The finale resulted in George, Nina and Mitchell escaping without killing their tormentors (they're better than that, see) and fleeing to sanctuary in a Welsh farmhouse. There, remorseful Nina spends her days researching Lucy's literature, while a despondent George and Mitchell grieve the loss of Annie. Then, Lucy reappeared to try and make amends with everyone, but had unsuspectingly been followed by a vengeful Kemp -- who took the opportunity to kill his old partner, but got his comeuppance when Annie reappeared through a Door and dragged him back through with her. Et voila!

The series wrapped up with Annie speaking to her friends through the static of an unplugged TV, revealing how the afterlife is a tedious beaurocracy of whispering waiting rooms, so Mitchell and George resolved to somehow get her back. And then, in a coda that lurched out of nowhere, vampires Daisy (Amy Manson) and Cara (Rebecca Cooper) were seen performing a bizarre blood ritual in a snow-covered field, which succeeded in resurrecting the soiled body of ex-vampire head Herrick (Jason Watkins).

When TV shows get good, I get demanding. Being Human's proven to be one of the UK's best fantasy shows for years, which is even more of an accomplishment because it's an original work and not a reinvention or spin-off. I've enjoyed series 2 a great deal and found it more watchable than the conceptually tighter, funnier first year. Admittedly, it's tough to make a finale that lives up to swelling expectations these days, but while Toby Whithouse managed to concoct something entertaining with a few fun shocks, it just didn't land that many punches.

I think a part of my problem was the wooliness that's surrounded Kemp and Lucy's plan, which never crystallized into something I could get behind and feel frightened by, and the broad strokes of what happened in episode 8 just wasn't very surprising. And that 15-minute denouement didn't work for me -- particularly seeing Kemp stab Lucy (she wasn't responsible for any downfall in his plan, and didn't he have a weird infatuation with her?), and my apathy about Herrick means his unnecessary return doesn't excite me. I'd rather have Ivan back, really -- he was sardonically funny and felt genuinely threatening, whereas Herrick's just a grinning loony.
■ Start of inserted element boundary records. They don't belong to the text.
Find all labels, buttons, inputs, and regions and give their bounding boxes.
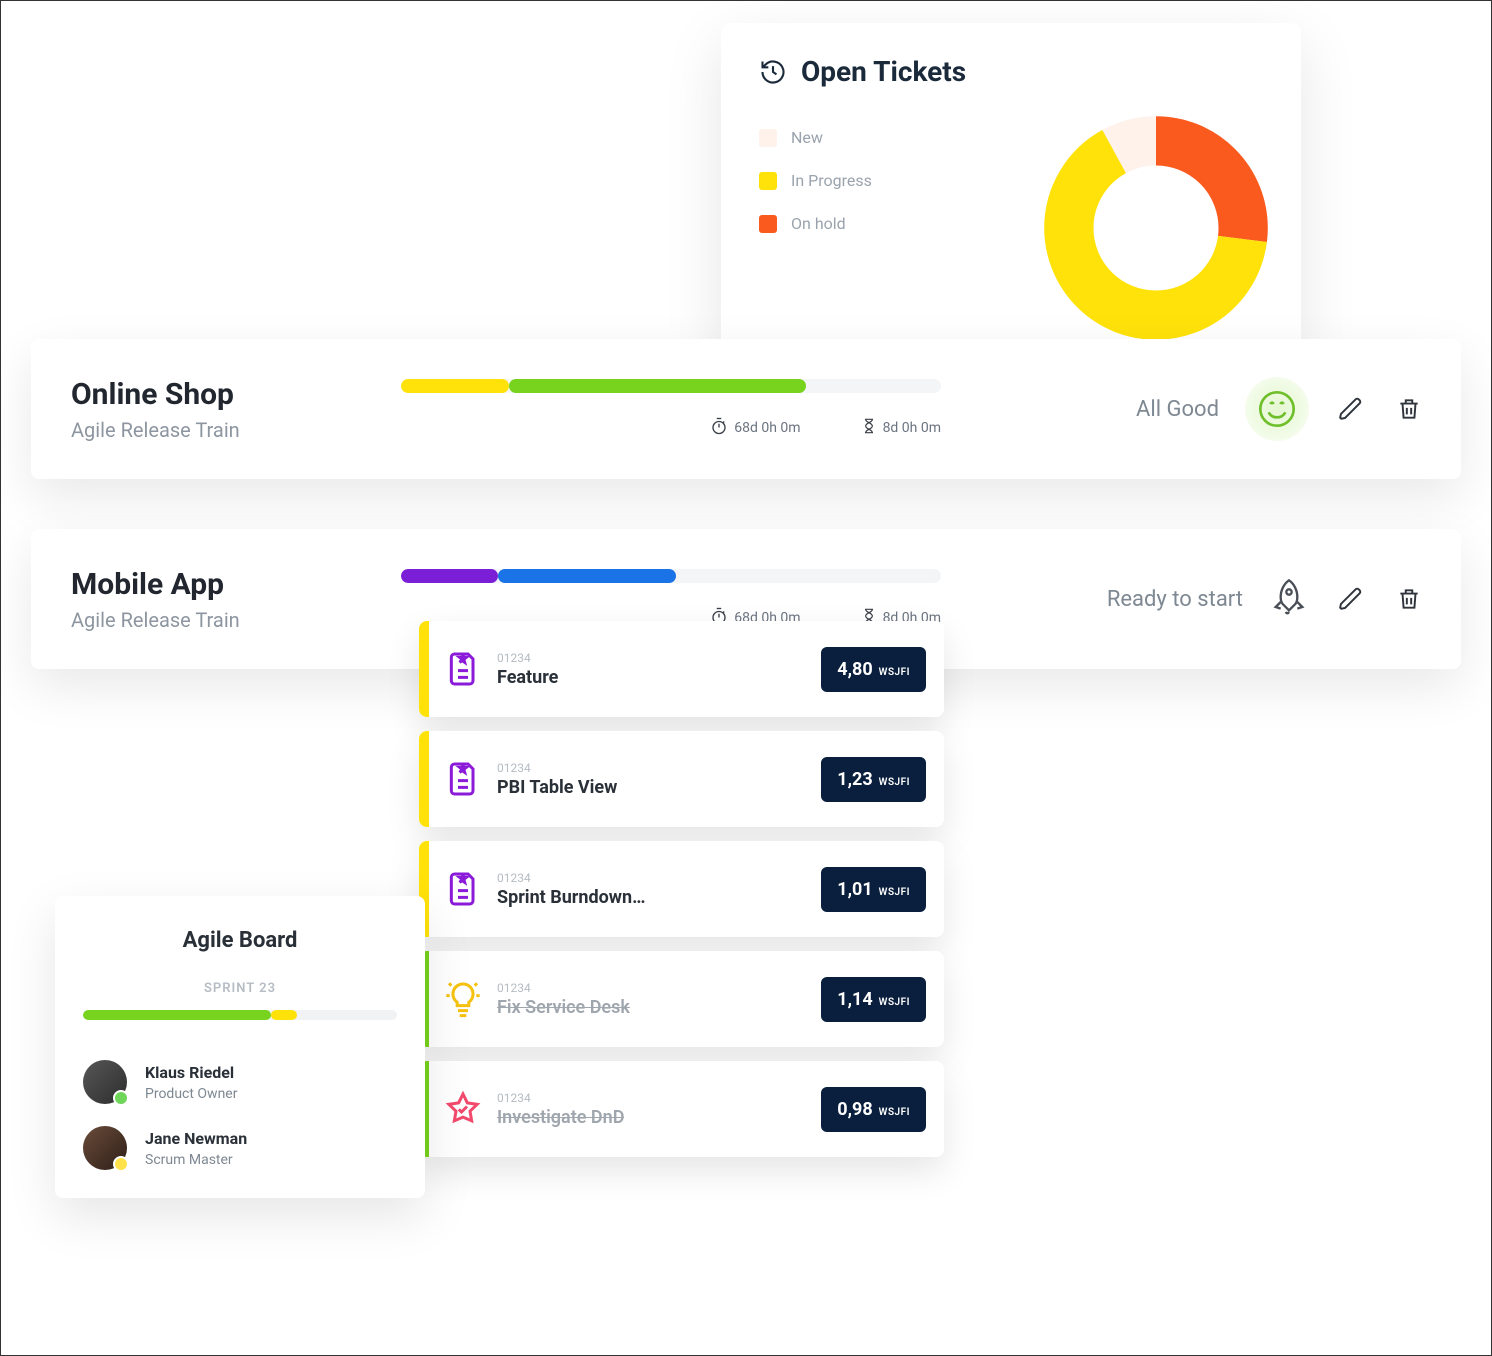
art-subtitle: Agile Release Train [71,608,391,632]
backlog-strip [419,621,429,717]
delete-button[interactable] [1393,583,1425,615]
wsjfi-value: 1,14 [837,989,872,1010]
backlog-id: 01234 [497,651,558,665]
wsjfi-unit: WSJFI [879,777,910,788]
board-people: Klaus Riedel Product Owner Jane Newman Scru… [83,1060,397,1170]
backlog-feature-icon [443,759,483,799]
art-title: Online Shop [71,377,391,412]
rocket-icon [1269,577,1309,621]
backlog-text: 01234 Sprint Burndown… [497,871,645,908]
art-status: Ready to start [1107,577,1425,621]
open-tickets-card: Open Tickets New In Progress On hold [721,23,1301,353]
edit-button[interactable] [1335,393,1367,425]
wsjfi-value: 1,23 [837,769,872,790]
happy-face-icon [1245,377,1309,441]
legend-label-new: New [791,128,823,147]
backlog-text: 01234 Investigate DnD [497,1091,624,1128]
open-tickets-donut [1041,113,1271,347]
wsjfi-unit: WSJFI [879,997,910,1008]
backlog-idea-icon [443,979,483,1019]
legend-label-in-progress: In Progress [791,171,872,190]
person-role: Product Owner [145,1086,237,1102]
art-status-text: Ready to start [1107,587,1243,612]
art-hourglass: 8d 0h 0m [861,417,941,439]
wsjfi-badge: 1,14 WSJFI [821,977,926,1022]
wsjfi-unit: WSJFI [879,667,910,678]
art-progress-block: 68d 0h 0m 8d 0h 0m [391,379,951,439]
avatar [83,1060,127,1104]
legend-label-on-hold: On hold [791,214,846,233]
stopwatch-icon [710,417,728,439]
art-titles: Mobile App Agile Release Train [71,567,391,632]
wsjfi-badge: 0,98 WSJFI [821,1087,926,1132]
delete-button[interactable] [1393,393,1425,425]
person-row[interactable]: Klaus Riedel Product Owner [83,1060,397,1104]
art-status-text: All Good [1136,397,1219,422]
backlog-list: 01234 Feature 4,80 WSJFI 01234 PBI Table View… [419,621,944,1157]
wsjfi-value: 1,01 [837,879,872,900]
art-subtitle: Agile Release Train [71,418,391,442]
backlog-item[interactable]: 01234 PBI Table View 1,23 WSJFI [419,731,944,827]
art-hourglass-value: 8d 0h 0m [883,420,941,436]
art-title: Mobile App [71,567,391,602]
backlog-feature-icon [443,649,483,689]
backlog-id: 01234 [497,1091,624,1105]
art-progress-bar [401,379,941,393]
backlog-item[interactable]: 01234 Sprint Burndown… 1,01 WSJFI [419,841,944,937]
backlog-text: 01234 PBI Table View [497,761,617,798]
sprint-label: SPRINT 23 [83,981,397,996]
wsjfi-value: 4,80 [837,659,872,680]
art-titles: Online Shop Agile Release Train [71,377,391,442]
backlog-title: Sprint Burndown… [497,887,645,908]
open-tickets-header: Open Tickets [759,55,1263,88]
backlog-id: 01234 [497,871,645,885]
wsjfi-badge: 4,80 WSJFI [821,647,926,692]
backlog-id: 01234 [497,981,630,995]
wsjfi-badge: 1,01 WSJFI [821,867,926,912]
backlog-strip [419,731,429,827]
backlog-title: PBI Table View [497,777,617,798]
backlog-item[interactable]: 01234 Investigate DnD 0,98 WSJFI [419,1061,944,1157]
agile-board-card: Agile Board SPRINT 23 Klaus Riedel Produc… [55,896,425,1198]
art-status: All Good [1136,377,1425,441]
backlog-feature-icon [443,869,483,909]
hourglass-icon [861,418,877,438]
wsjfi-value: 0,98 [837,1099,872,1120]
art-meta: 68d 0h 0m 8d 0h 0m [401,417,941,439]
backlog-item[interactable]: 01234 Feature 4,80 WSJFI [419,621,944,717]
edit-button[interactable] [1335,583,1367,615]
backlog-title: Feature [497,667,558,688]
backlog-id: 01234 [497,761,617,775]
agile-board-title: Agile Board [83,928,397,953]
person-text: Jane Newman Scrum Master [145,1129,247,1168]
art-row-online-shop[interactable]: Online Shop Agile Release Train 68d 0h 0… [31,339,1461,479]
art-timer-value: 68d 0h 0m [734,420,800,436]
swatch-new [759,129,777,147]
person-text: Klaus Riedel Product Owner [145,1063,237,1102]
swatch-in-progress [759,172,777,190]
backlog-text: 01234 Feature [497,651,558,688]
swatch-on-hold [759,215,777,233]
person-name: Jane Newman [145,1129,247,1148]
history-clock-icon [759,58,787,86]
person-role: Scrum Master [145,1152,247,1168]
person-name: Klaus Riedel [145,1063,237,1082]
backlog-item[interactable]: 01234 Fix Service Desk 1,14 WSJFI [419,951,944,1047]
wsjfi-badge: 1,23 WSJFI [821,757,926,802]
person-row[interactable]: Jane Newman Scrum Master [83,1126,397,1170]
board-progress-bar [83,1010,397,1020]
backlog-title: Fix Service Desk [497,997,630,1018]
art-timer: 68d 0h 0m [710,417,800,439]
backlog-star-icon [443,1089,483,1129]
backlog-text: 01234 Fix Service Desk [497,981,630,1018]
backlog-title: Investigate DnD [497,1107,624,1128]
wsjfi-unit: WSJFI [879,1107,910,1118]
art-progress-bar [401,569,941,583]
open-tickets-title: Open Tickets [801,55,966,88]
art-progress-block: 68d 0h 0m 8d 0h 0m [391,569,951,629]
avatar [83,1126,127,1170]
wsjfi-unit: WSJFI [879,887,910,898]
Overall, I was underwhelmed. It wasn't appalling, it was just perfunctory and uninspired, and I didn't like how Kemp and Lucy were dealt with. Looking ahead to series 3: a change of location will be great, but a part of me hopes this farmhouse locale isn't where the gang are staying because it feels too remote; I'm disappointed Herrick's back; Mitchell dealing with guilt could be very dull; and the prospect of an inter-dimensional "prison break" to get Annie back has definite potential but I have a feeling it'll be silly. And I'm still not sold on how Being Human portrays the afterlife as something utterly boring and monotonous to be avoided at all costs, purely because there's otherwise no way to threaten Annie as a character.

Asides

-- I'd completely forgotten about Cara, the "de-fanged" vampire who was abandoned beneath the funeral parlour and therefore survived the explosion. That's the kind of clever callback I wish Being Human pulled off more regularly.
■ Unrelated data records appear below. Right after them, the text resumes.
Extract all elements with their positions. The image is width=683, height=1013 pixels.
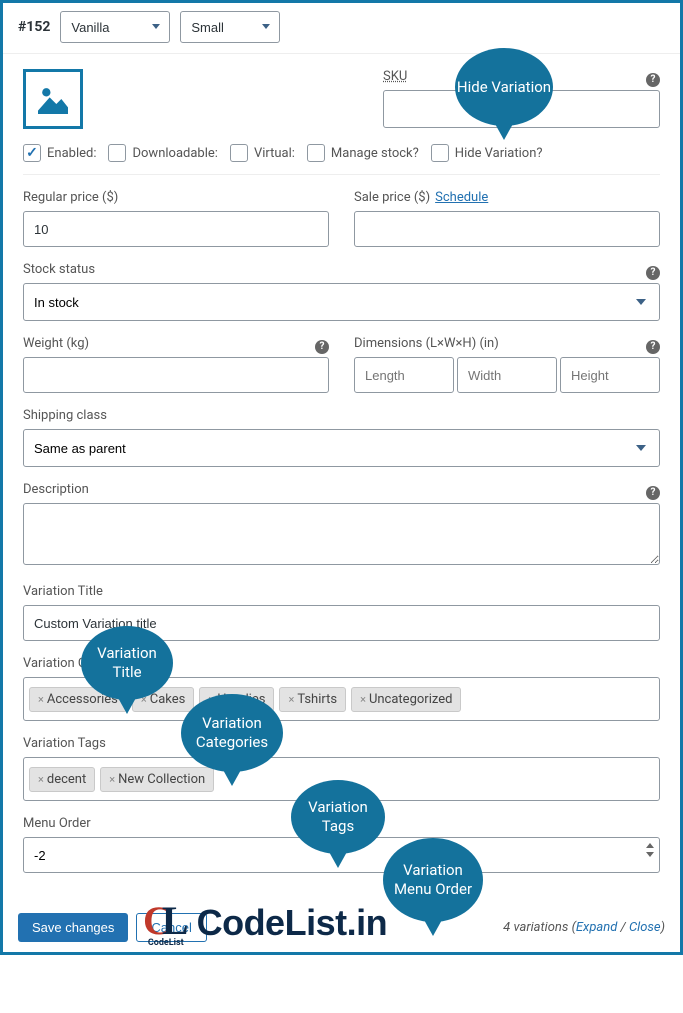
weight-input[interactable]: [23, 357, 329, 393]
dimensions-label: Dimensions (L×W×H) (in): [354, 336, 499, 351]
attribute-2-select[interactable]: Small: [180, 11, 280, 43]
codelist-watermark: C L CodeList CodeList.in: [143, 897, 387, 948]
remove-icon[interactable]: ×: [109, 773, 115, 786]
height-input[interactable]: [560, 357, 660, 393]
enabled-check[interactable]: Enabled:: [23, 144, 96, 162]
regular-price-label: Regular price ($): [23, 190, 329, 205]
variation-title-callout: Variation Title: [81, 626, 173, 700]
help-icon[interactable]: ?: [646, 73, 660, 87]
variations-summary: 4 variations (Expand / Close): [503, 920, 665, 935]
hide-variation-callout: Hide Variation: [455, 48, 553, 126]
sale-price-label: Sale price ($) Schedule: [354, 190, 660, 205]
schedule-link[interactable]: Schedule: [435, 190, 488, 205]
variation-title-label: Variation Title: [23, 584, 660, 599]
description-label: Description: [23, 482, 89, 497]
variation-id: #152: [18, 19, 50, 35]
help-icon[interactable]: ?: [315, 340, 329, 354]
description-textarea[interactable]: [23, 503, 660, 565]
category-tag[interactable]: ×Uncategorized: [351, 687, 461, 712]
weight-label: Weight (kg): [23, 336, 89, 351]
variation-header: #152 Vanilla Small: [3, 11, 680, 54]
remove-icon[interactable]: ×: [38, 773, 44, 786]
regular-price-input[interactable]: [23, 211, 329, 247]
checkbox-icon: [108, 144, 126, 162]
help-icon[interactable]: ?: [646, 266, 660, 280]
stock-status-select[interactable]: In stock: [23, 283, 660, 321]
category-tag[interactable]: ×Tshirts: [279, 687, 346, 712]
checkbox-icon: [307, 144, 325, 162]
panel-footer: Save changes Cancel C L CodeList CodeLis…: [3, 903, 680, 952]
checkbox-icon: [230, 144, 248, 162]
hide-variation-check[interactable]: Hide Variation?: [431, 144, 543, 162]
remove-icon[interactable]: ×: [38, 693, 44, 706]
expand-link[interactable]: Expand: [576, 920, 617, 935]
remove-icon[interactable]: ×: [360, 693, 366, 706]
image-icon: [33, 79, 73, 119]
variation-categories-callout: Variation Categories: [181, 694, 283, 772]
shipping-class-select[interactable]: Same as parent: [23, 429, 660, 467]
close-link[interactable]: Close: [629, 920, 661, 935]
tag-item[interactable]: ×decent: [29, 767, 95, 792]
variation-body: Hide Variation SKU ? Enabled: Downloadab…: [3, 54, 680, 903]
attribute-1-select[interactable]: Vanilla: [60, 11, 170, 43]
tag-item[interactable]: ×New Collection: [100, 767, 214, 792]
shipping-class-label: Shipping class: [23, 408, 660, 423]
downloadable-check[interactable]: Downloadable:: [108, 144, 217, 162]
sku-label: SKU: [383, 69, 407, 84]
variation-menu-order-callout: Variation Menu Order: [383, 838, 483, 922]
virtual-check[interactable]: Virtual:: [230, 144, 295, 162]
sale-price-input[interactable]: [354, 211, 660, 247]
variation-panel: #152 Vanilla Small Hide Variation SKU: [0, 0, 683, 955]
stock-status-label: Stock status: [23, 262, 95, 277]
length-input[interactable]: [354, 357, 454, 393]
variation-tags-callout: Variation Tags: [291, 780, 385, 854]
width-input[interactable]: [457, 357, 557, 393]
checkbox-icon: [23, 144, 41, 162]
variation-image-placeholder[interactable]: [23, 69, 83, 129]
checkbox-icon: [431, 144, 449, 162]
save-button[interactable]: Save changes: [18, 913, 128, 942]
remove-icon[interactable]: ×: [288, 693, 294, 706]
variation-tags-label: Variation Tags: [23, 736, 660, 751]
help-icon[interactable]: ?: [646, 340, 660, 354]
manage-stock-check[interactable]: Manage stock?: [307, 144, 419, 162]
stepper-icon[interactable]: [646, 843, 654, 857]
options-row: Enabled: Downloadable: Virtual: Manage s…: [23, 144, 660, 175]
help-icon[interactable]: ?: [646, 486, 660, 500]
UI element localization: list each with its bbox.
-- Wouldn't it have been better if they'd just ditched Annie from the show (no offence Ms. Crichlow), and perhaps replaced her with the newly-deceased Lucy? The idea of Mitchell's ex-girlfriend, a woman Nina detests, as a new ghostly housemate is more appealing to me. And Marshal's a better actress.
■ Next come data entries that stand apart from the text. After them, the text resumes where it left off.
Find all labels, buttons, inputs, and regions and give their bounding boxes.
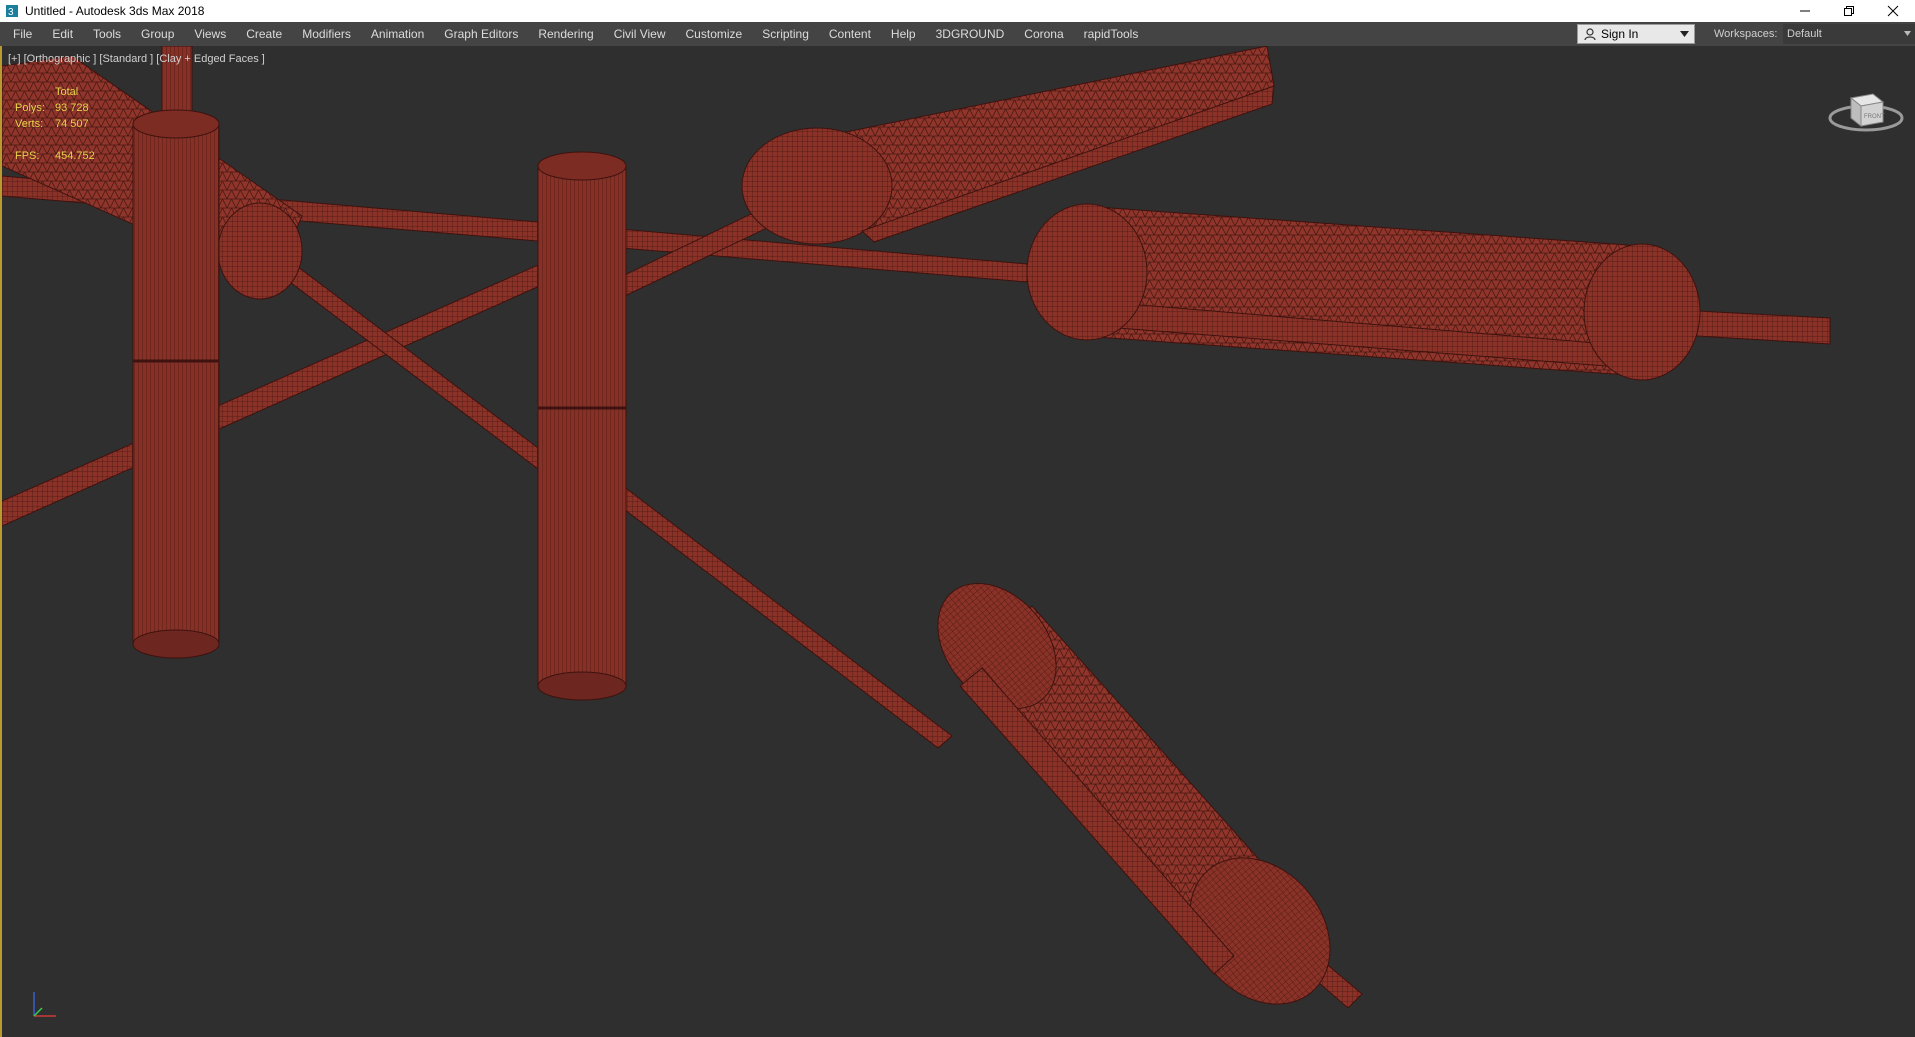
workspaces-dropdown[interactable]: Default — [1783, 24, 1915, 44]
workspace-value: Default — [1787, 28, 1822, 40]
menu-scripting[interactable]: Scripting — [752, 22, 819, 46]
svg-text:3: 3 — [8, 7, 14, 18]
menu-views[interactable]: Views — [184, 22, 236, 46]
post-left — [132, 109, 220, 659]
scene-geometry — [2, 46, 1831, 1009]
menu-content[interactable]: Content — [819, 22, 881, 46]
sign-in-label: Sign In — [1601, 27, 1639, 41]
stats-fps-value: 454.752 — [55, 150, 95, 162]
menu-3dground[interactable]: 3DGROUND — [926, 22, 1015, 46]
sign-in-dropdown[interactable]: Sign In — [1577, 24, 1695, 44]
perspective-viewport[interactable]: [+] [Orthographic ] [Standard ] [Clay + … — [0, 46, 1915, 1037]
capsule-right — [1026, 203, 1701, 381]
menu-customize[interactable]: Customize — [676, 22, 753, 46]
window-title: Untitled - Autodesk 3ds Max 2018 — [25, 4, 205, 18]
user-icon — [1584, 27, 1596, 40]
chevron-down-icon — [1904, 31, 1911, 36]
stats-polys-value: 93 728 — [55, 102, 89, 114]
workspaces-label: Workspaces: — [1714, 28, 1778, 40]
menu-graph-editors[interactable]: Graph Editors — [434, 22, 528, 46]
capsule-bottom — [937, 582, 1331, 1005]
menu-rapidtools[interactable]: rapidTools — [1074, 22, 1149, 46]
statistics-overlay: Total Polys: 93 728 Verts: 74 507 FPS: 454.… — [15, 84, 115, 164]
viewcube-face-label: FRONT — [1864, 114, 1885, 120]
menu-animation[interactable]: Animation — [361, 22, 434, 46]
restore-icon — [1844, 6, 1854, 16]
chevron-down-icon — [1680, 31, 1689, 37]
viewport-label[interactable]: [+] [Orthographic ] [Standard ] [Clay + … — [8, 53, 265, 65]
stats-fps-label: FPS: — [15, 150, 40, 162]
menu-modifiers[interactable]: Modifiers — [292, 22, 361, 46]
app-icon[interactable]: 3 — [5, 4, 19, 18]
menu-group[interactable]: Group — [131, 22, 184, 46]
menu-rendering[interactable]: Rendering — [528, 22, 603, 46]
menu-help[interactable]: Help — [881, 22, 926, 46]
restore-button[interactable] — [1827, 0, 1871, 22]
viewcube-icon[interactable]: FRONT — [1827, 80, 1905, 140]
post-middle — [537, 151, 627, 701]
rod-right-end — [1696, 310, 1831, 345]
minimize-button[interactable] — [1783, 0, 1827, 22]
menu-tools[interactable]: Tools — [83, 22, 131, 46]
menu-create[interactable]: Create — [236, 22, 292, 46]
rod-left-diagonal — [2, 257, 563, 527]
stats-polys-label: Polys: — [15, 102, 45, 114]
menu-bar: File Edit Tools Group Views Create Modif… — [0, 22, 1915, 46]
stats-verts-value: 74 507 — [55, 118, 89, 130]
menu-file[interactable]: File — [0, 22, 42, 46]
title-bar: 3 Untitled - Autodesk 3ds Max 2018 — [0, 0, 1915, 22]
close-icon — [1887, 5, 1899, 17]
menu-corona[interactable]: Corona — [1014, 22, 1073, 46]
axis-tripod-icon — [33, 992, 56, 1017]
minimize-icon — [1800, 10, 1810, 12]
stats-total-label: Total — [55, 86, 79, 98]
menu-civil-view[interactable]: Civil View — [604, 22, 676, 46]
menu-edit[interactable]: Edit — [42, 22, 83, 46]
close-button[interactable] — [1871, 0, 1915, 22]
stats-verts-label: Verts: — [15, 118, 44, 130]
rod-front-long — [586, 469, 953, 749]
-- As I said, I thought Lindsey Marshall was the standout performance here, and Donald Sumpter has been good value as a saturnine baddie. I could have done without the Bible-bashing sequence and Christian "brothers", though.

-- How exactly did Mitchell discover Kemp and Lucy's facility?

-- Sinead Keenan's a good actress, but does anyone else find Nina extremely irritating now? She's another character I'd prefer to see the back of because she's turned into a very sour, grumpy person. I know this was mainly a result of her arc this year, but the George/Nina relationship stopped being interesting to me weeks ago. I preferred the Sam/Molly setup for George.